Mom told me that Dad was going to call the pastor of our church to fill him in on the plan. We adored Dr. Lawrence Bash, the well-educated pastor at Country Club Christian Church, so named because it was in the Country Club District of Kansas City, Mo. The rolling green hills are peppered with large, magnificent homes on large, well-tended properties. The large limestone church is one of the dominant features on Ward Parkway, a broad green boulevard decorated with fountains and statues that runs through the area.
Dr. Bash delivered long, thought-provoking sermons that we found thrilling and inspiring. The church was part of the Disciples of Christ Protestant Church, whose website today notes: “We are Disciples of Christ, a movement for wholeness in a fragmented world. As part of the one body of Christ, we welcome all to the Lord’s Table as God has welcomed us.”
A few minutes later, Dad showed up. He didn’t look like my usually bright-faced, happy-go-lucky dad, generous with smiles and corny jokes at the ready.
“Dr. Bash was lukewarm to your idea, Betty,” he told my mom. “But I think we should go ahead with it.”

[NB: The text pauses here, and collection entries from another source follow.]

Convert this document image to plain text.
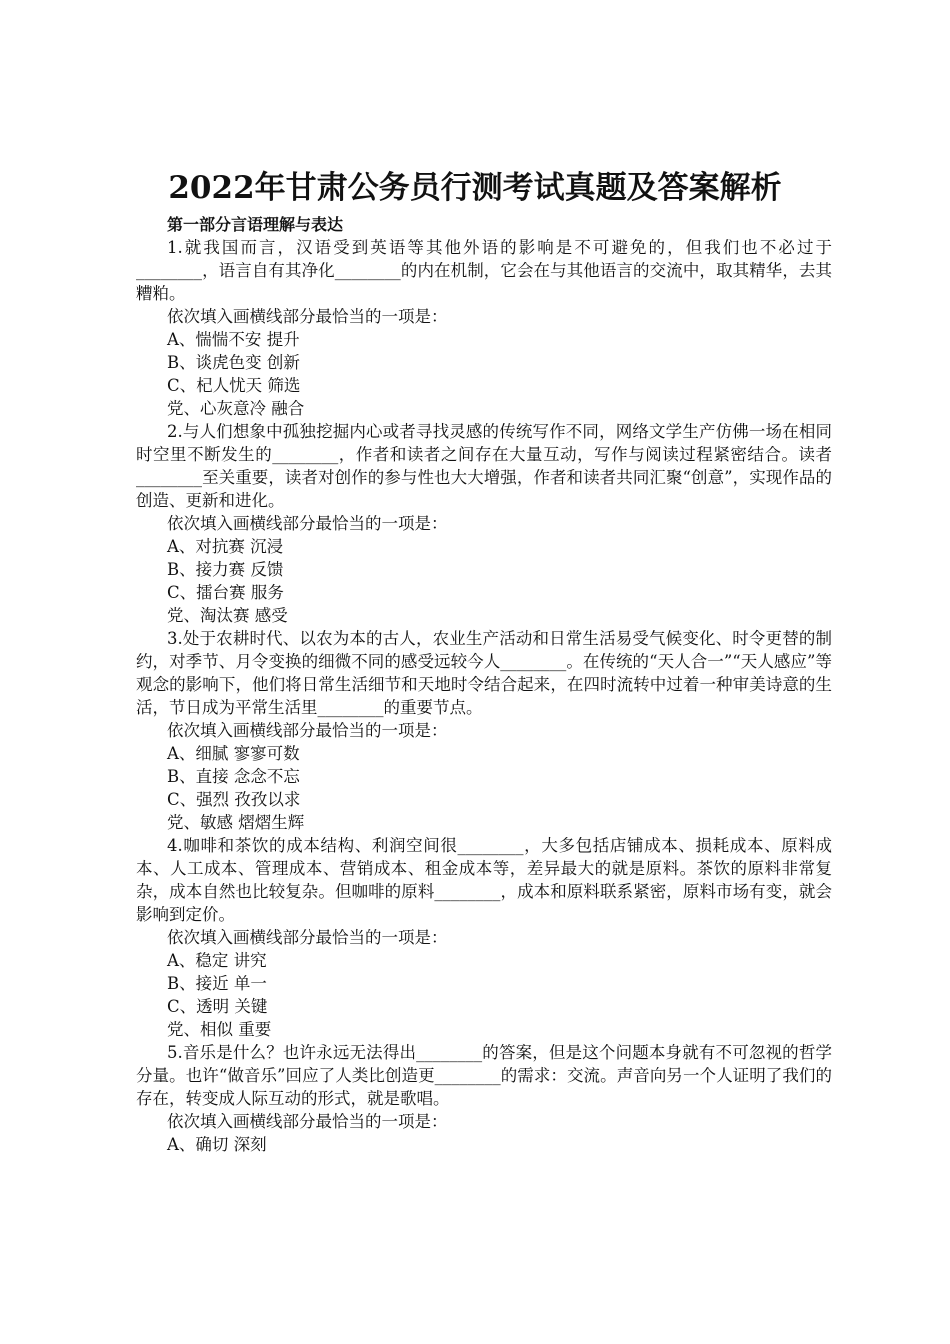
2022年甘肃公务员行测考试真题及答案解析
第一部分言语理解与表达

1.就我国而言，汉语受到英语等其他外语的影响是不可避免的，但我们也不必过于________，语言自有其净化________的内在机制，它会在与其他语言的交流中，取其精华，去其糟粕。

依次填入画横线部分最恰当的一项是：

A、惴惴不安 提升

B、谈虎色变 创新

C、杞人忧天 筛选

党、心灰意冷 融合

2.与人们想象中孤独挖掘内心或者寻找灵感的传统写作不同，网络文学生产仿佛一场在相同时空里不断发生的________，作者和读者之间存在大量互动，写作与阅读过程紧密结合。读者________至关重要，读者对创作的参与性也大大增强，作者和读者共同汇聚“创意”，实现作品的创造、更新和进化。

依次填入画横线部分最恰当的一项是：

A、对抗赛 沉浸

B、接力赛 反馈

C、擂台赛 服务

党、淘汰赛 感受

3.处于农耕时代、以农为本的古人，农业生产活动和日常生活易受气候变化、时令更替的制约，对季节、月令变换的细微不同的感受远较今人________。在传统的“天人合一”“天人感应”等观念的影响下，他们将日常生活细节和天地时令结合起来，在四时流转中过着一种审美诗意的生活，节日成为平常生活里________的重要节点。

依次填入画横线部分最恰当的一项是：

A、细腻 寥寥可数

B、直接 念念不忘

C、强烈 孜孜以求

党、敏感 熠熠生辉

4.咖啡和茶饮的成本结构、利润空间很________，大多包括店铺成本、损耗成本、原料成本、人工成本、管理成本、营销成本、租金成本等，差异最大的就是原料。茶饮的原料非常复杂，成本自然也比较复杂。但咖啡的原料________，成本和原料联系紧密，原料市场有变，就会影响到定价。

依次填入画横线部分最恰当的一项是：

A、稳定 讲究

B、接近 单一

C、透明 关键

党、相似 重要

5.音乐是什么？也许永远无法得出________的答案，但是这个问题本身就有不可忽视的哲学分量。也许“做音乐”回应了人类比创造更________的需求：交流。声音向另一个人证明了我们的存在，转变成人际互动的形式，就是歌唱。

依次填入画横线部分最恰当的一项是：

A、确切 深刻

When Sunday arrived, House and his wife drove into the circle driveway in front of the house rather than up the back driveway, where he arrived as a worker. Dad drove us all in his car to the church, about 10 minutes away, and parked. We walked up to the majestic limestone building with its sizeable wing and went our separate ways. My parents and the Houses entered the sanctuary, and I went to Sunday School that day, a decision I regret now.
When I spotted Mom and Dad and the Houses after the service, I didn’t have to ask how it went. All four faces were drawn and long, sad and disappointed. My dad told me later, “Not one person in the church greeted or welcomed House and his wife. Everyone ignored us. I was ashamed of those people.”
We drove back to the house and ate brunch at the round oak table that Mom had painted black and covered with a white ironed table cloth. The conversation was polite and subdued. Mom suggested that they cancel the visit to the Houses’ church, and no one disagreed.
Mom and Dad never went to that church again. They tried several others and settled on Village Presbyterian Church in Prairie Village, Kan., where the Rev. Robert H. Meneilly was the pastor. He was already well known as an open-hearted, forward-looking leader. He had been quoted in Time magazine when he called for open housing across the nation. He argued that any person of any color should be able to buy a home in any neighborhood. My parents agreed that that was an urgent and important goal of the civil rights movement.
I was and still am proud of my parents for acting on their principles. Even though the gesture wasn’t appreciated by people in that church, my parents made a statement that calls to me today. Reach across the aisle, walk across the street, invite like-minded folks to talk and to organize. We can do better.
To honor King’s legacy, we should renew efforts to implement equal justice for all Americans and even out the terribly disparate economic conditions as well.
OK. Now I’m pondering what I can do to help. What first step might I take? I can see the eyes of Betty and Norbert Begel looking into mine. “It’s your turn, Deb. Step up.”